Fair Campaigning for Elections
(i)
Background
With over 2,000 candidates running in the recent local and European elections, the total number of posters erected across the country is likely to have been at least half a million.
There are currently only two regulations governing the erection of posters:
i.
Section 95 (14) of the Road Traffic Act 1961 states that the erection of posters on directional signs and traffic light poles is an offence.
ii.
Section 19 (7) of the Litter Pollution Act 1997 was amended by the Electoral (Amendment) (No.2) Act 2009, to introduce a 30 day time limit prior to an election taking place, during which election posters can be displayed.

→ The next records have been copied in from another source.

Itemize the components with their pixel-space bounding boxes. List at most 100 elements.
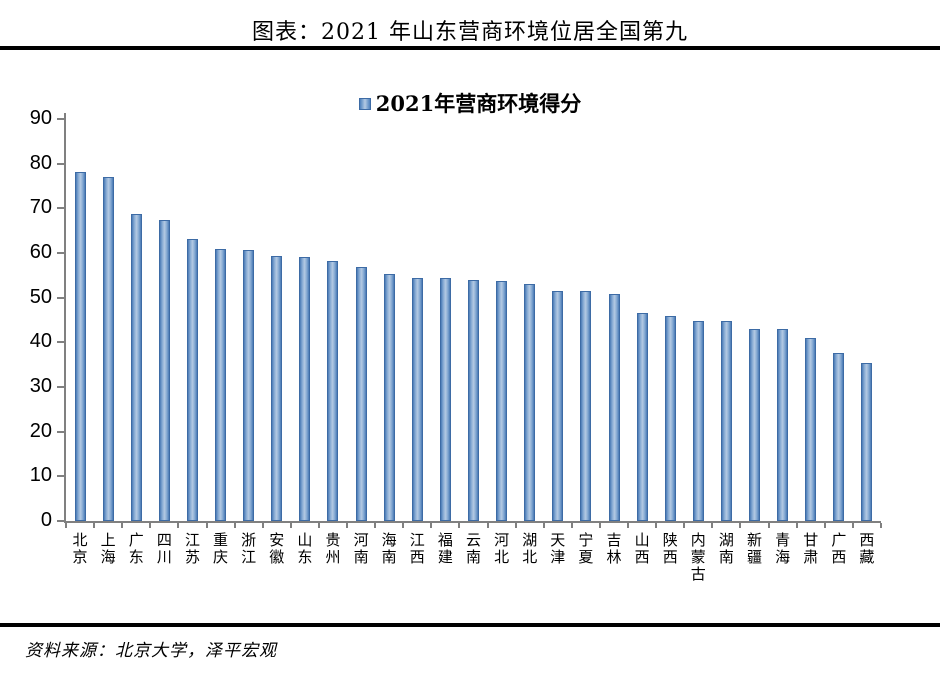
x-axis-tick-mark [149, 523, 152, 528]
bar-海南 [383, 274, 395, 521]
x-axis-tick-mark [683, 523, 686, 528]
bar-陕西 [664, 315, 676, 521]
y-axis-tick-mark [57, 118, 64, 120]
bar-内蒙古 [692, 320, 704, 521]
x-axis-category-label: 陕西 [661, 532, 679, 566]
x-axis-label-char: 广 [128, 531, 144, 549]
x-axis-label-char: 西 [859, 531, 875, 549]
x-axis-category-label: 天津 [549, 532, 567, 566]
x-axis-tick-mark [177, 523, 180, 528]
x-axis-tick-mark [93, 523, 96, 528]
x-axis-label-char: 河 [494, 531, 510, 549]
x-axis-category-label: 上海 [99, 532, 117, 566]
x-axis-label-char: 南 [718, 547, 734, 566]
x-axis-label-char: 湖 [522, 531, 538, 549]
x-axis-label-char: 古 [690, 564, 706, 583]
x-axis-label-char: 州 [325, 547, 341, 566]
x-axis-label-char: 西 [662, 547, 678, 566]
x-axis-label-char: 江 [241, 547, 257, 566]
bar-吉林 [608, 293, 620, 521]
x-axis-category-label: 内蒙古 [689, 532, 707, 582]
x-axis-label-char: 北 [494, 547, 510, 566]
bottom-divider [0, 623, 940, 627]
bar-四川 [158, 219, 170, 521]
x-axis-label-char: 海 [381, 531, 397, 549]
x-axis-label-char: 四 [156, 531, 172, 549]
bar-江西 [411, 277, 423, 521]
x-axis-category-label: 北京 [71, 532, 89, 566]
x-axis-label-char: 蒙 [690, 547, 706, 566]
bar-宁夏 [580, 290, 592, 521]
legend-label: 2021年营商环境得分 [375, 91, 582, 116]
x-axis-category-label: 山东 [296, 532, 314, 566]
y-axis-tick-label: 0 [40, 509, 52, 531]
bar-云南 [468, 279, 479, 521]
x-axis-category-label: 河南 [352, 532, 370, 566]
bar-山东 [299, 256, 311, 521]
bar-天津 [552, 290, 564, 521]
bar-湖北 [524, 284, 536, 521]
x-axis-label-char: 建 [437, 547, 453, 566]
y-axis-tick-mark [57, 386, 64, 388]
x-axis-label-char: 贵 [325, 531, 341, 549]
bar-新疆 [749, 328, 761, 521]
x-axis-tick-mark [486, 523, 489, 528]
x-axis-category-label: 西藏 [858, 532, 876, 566]
x-axis-category-label: 云南 [465, 532, 483, 566]
x-axis-tick-mark [121, 523, 124, 528]
y-axis-tick-mark [57, 341, 64, 344]
y-axis-tick-label: 20 [29, 419, 52, 442]
x-axis-tick-mark [655, 523, 658, 528]
x-axis-tick-mark [823, 523, 826, 528]
x-axis-label-char: 庆 [213, 547, 229, 566]
top-divider [0, 46, 940, 50]
y-axis-tick-label: 30 [29, 375, 52, 397]
x-axis-label-char: 江 [184, 531, 200, 549]
bar-贵州 [327, 261, 339, 521]
x-axis-label-char: 西 [831, 547, 847, 566]
x-axis-category-label: 贵州 [324, 532, 342, 566]
bar-安徽 [271, 255, 283, 521]
x-axis-tick-mark [851, 523, 854, 528]
x-axis-label-char: 广 [831, 531, 847, 549]
x-axis-tick-mark [795, 523, 798, 528]
x-axis-category-label: 海南 [380, 532, 398, 566]
x-axis-category-label: 浙江 [240, 532, 258, 566]
x-axis-label-char: 藏 [859, 547, 875, 566]
x-axis-label-char: 苏 [184, 547, 200, 566]
x-axis-tick-mark [458, 523, 461, 528]
bar-浙江 [243, 250, 255, 521]
x-axis-category-label: 湖南 [717, 532, 735, 566]
y-axis-tick-label: 70 [29, 196, 52, 219]
x-axis-label-char: 南 [465, 547, 481, 566]
y-axis-tick-label: 10 [29, 464, 52, 487]
y-axis-tick-mark [57, 207, 64, 210]
x-axis-category-label: 甘肃 [802, 532, 820, 566]
y-axis-tick-label: 40 [29, 330, 52, 353]
x-axis-tick-mark [346, 523, 349, 528]
x-axis-tick-mark [767, 523, 770, 528]
x-axis-category-label: 山西 [633, 532, 651, 566]
bar-广东 [130, 213, 142, 521]
x-axis-category-label: 江苏 [183, 532, 201, 566]
x-axis-category-label: 广西 [830, 532, 848, 566]
x-axis-category-label: 重庆 [212, 532, 230, 566]
x-axis-label-char: 山 [634, 531, 650, 549]
x-axis-label-char: 京 [72, 547, 88, 566]
x-axis-tick-mark [627, 523, 630, 528]
x-axis-category-label: 安徽 [268, 532, 286, 566]
x-axis-label-char: 徽 [269, 547, 285, 566]
x-axis-label-char: 疆 [747, 547, 763, 566]
x-axis-tick-mark [711, 523, 714, 528]
x-axis-label-char: 河 [353, 531, 369, 549]
x-axis-tick-mark [205, 523, 208, 528]
x-axis-label-char: 南 [381, 547, 397, 566]
x-axis-label-char: 安 [269, 531, 285, 549]
y-axis-line [64, 113, 66, 523]
x-axis-label-char: 山 [297, 531, 313, 549]
x-axis-tick-mark [233, 523, 236, 528]
x-axis-category-label: 新疆 [746, 532, 764, 566]
x-axis-tick-mark [261, 523, 264, 528]
source-note: 资料来源：北京大学，泽平宏观 [25, 641, 277, 661]
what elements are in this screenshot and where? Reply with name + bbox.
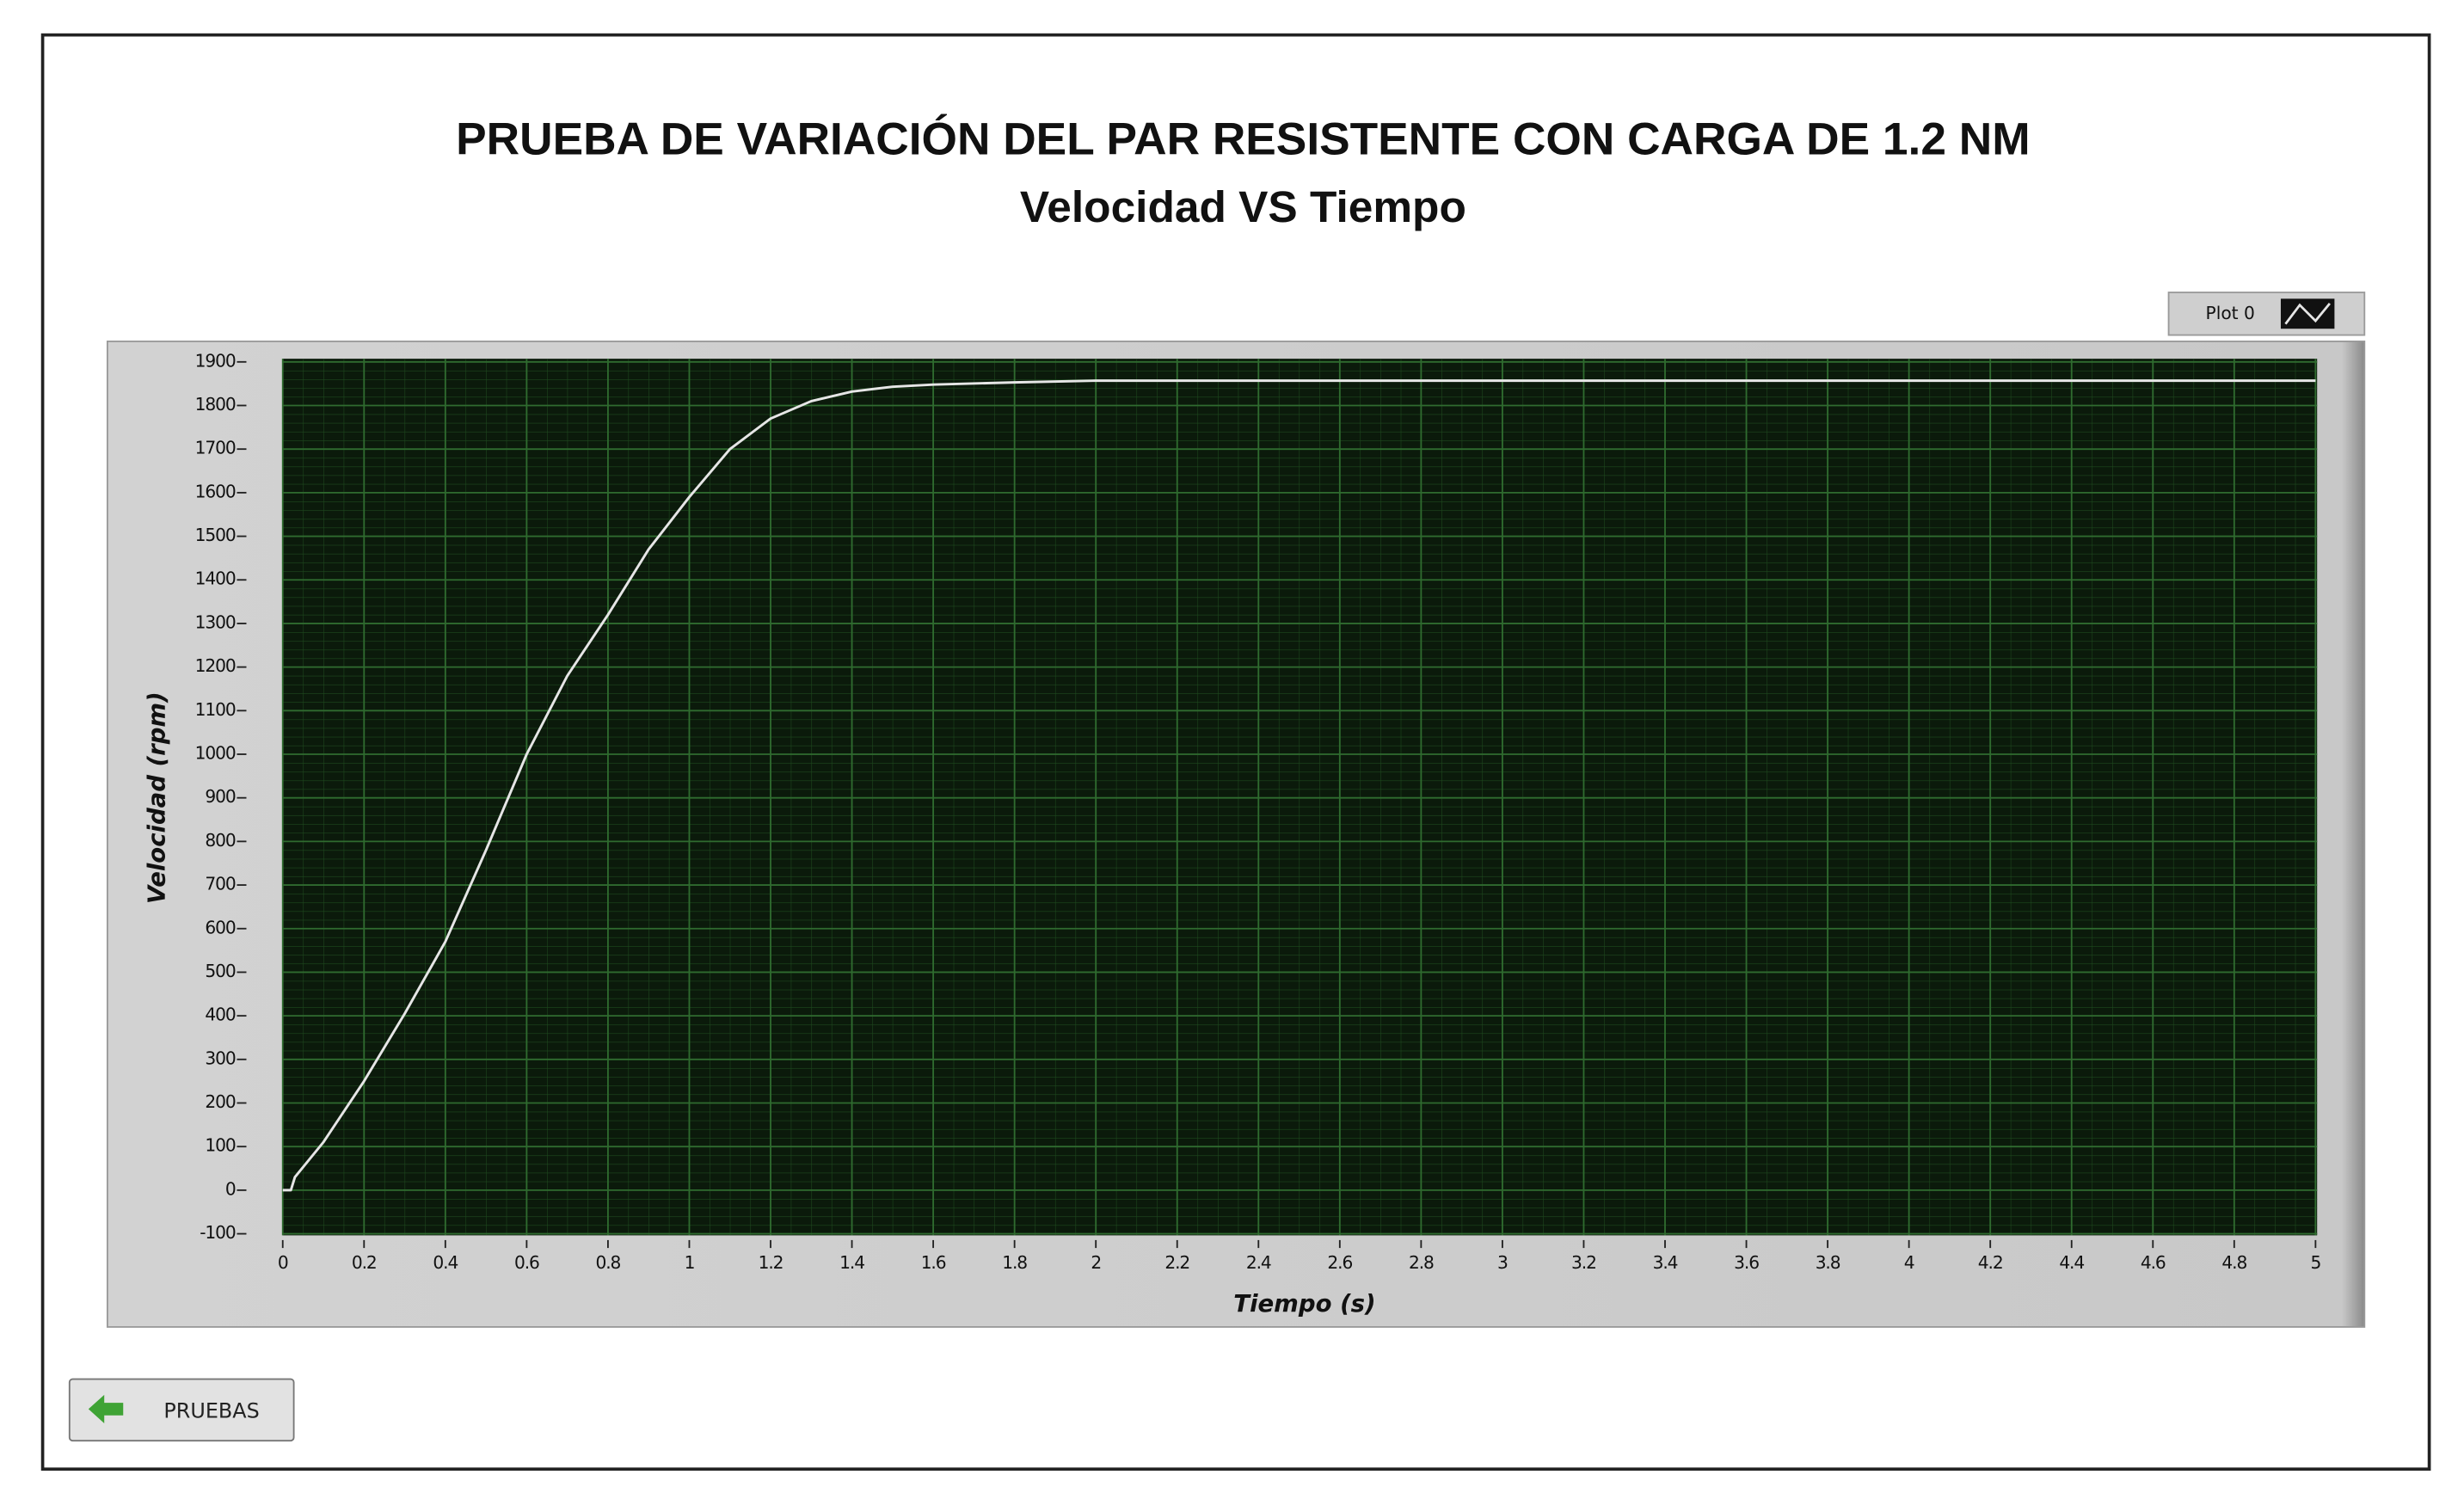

Unlike Ireland, local governments in Spain, France, Germany and the Netherlands provide space for posters. Candidates are allowed to put one election poster on each billboard next to the posters of the other parties.
(ii)
Proposal A newly established electoral commission should be charged with the distribution of official material which details all the candidates running in each constituency along with an approved profile of each.
Local Authorities should be empowered to assign specific designated areas for posters during election or referendum campaigns. Erecting posters outside the designated areas would be an offence. This material should be posted to each voter with their polling card well in advance of Election Day. This would eliminate the cost and duplication associated with the current Litir um Toghchain which is sent to each home by every candidate.
(iii)
Implementation Amend section 19 (7) (ii) of the Litter Pollution Act 1997 to reflect local authority designated poster rules.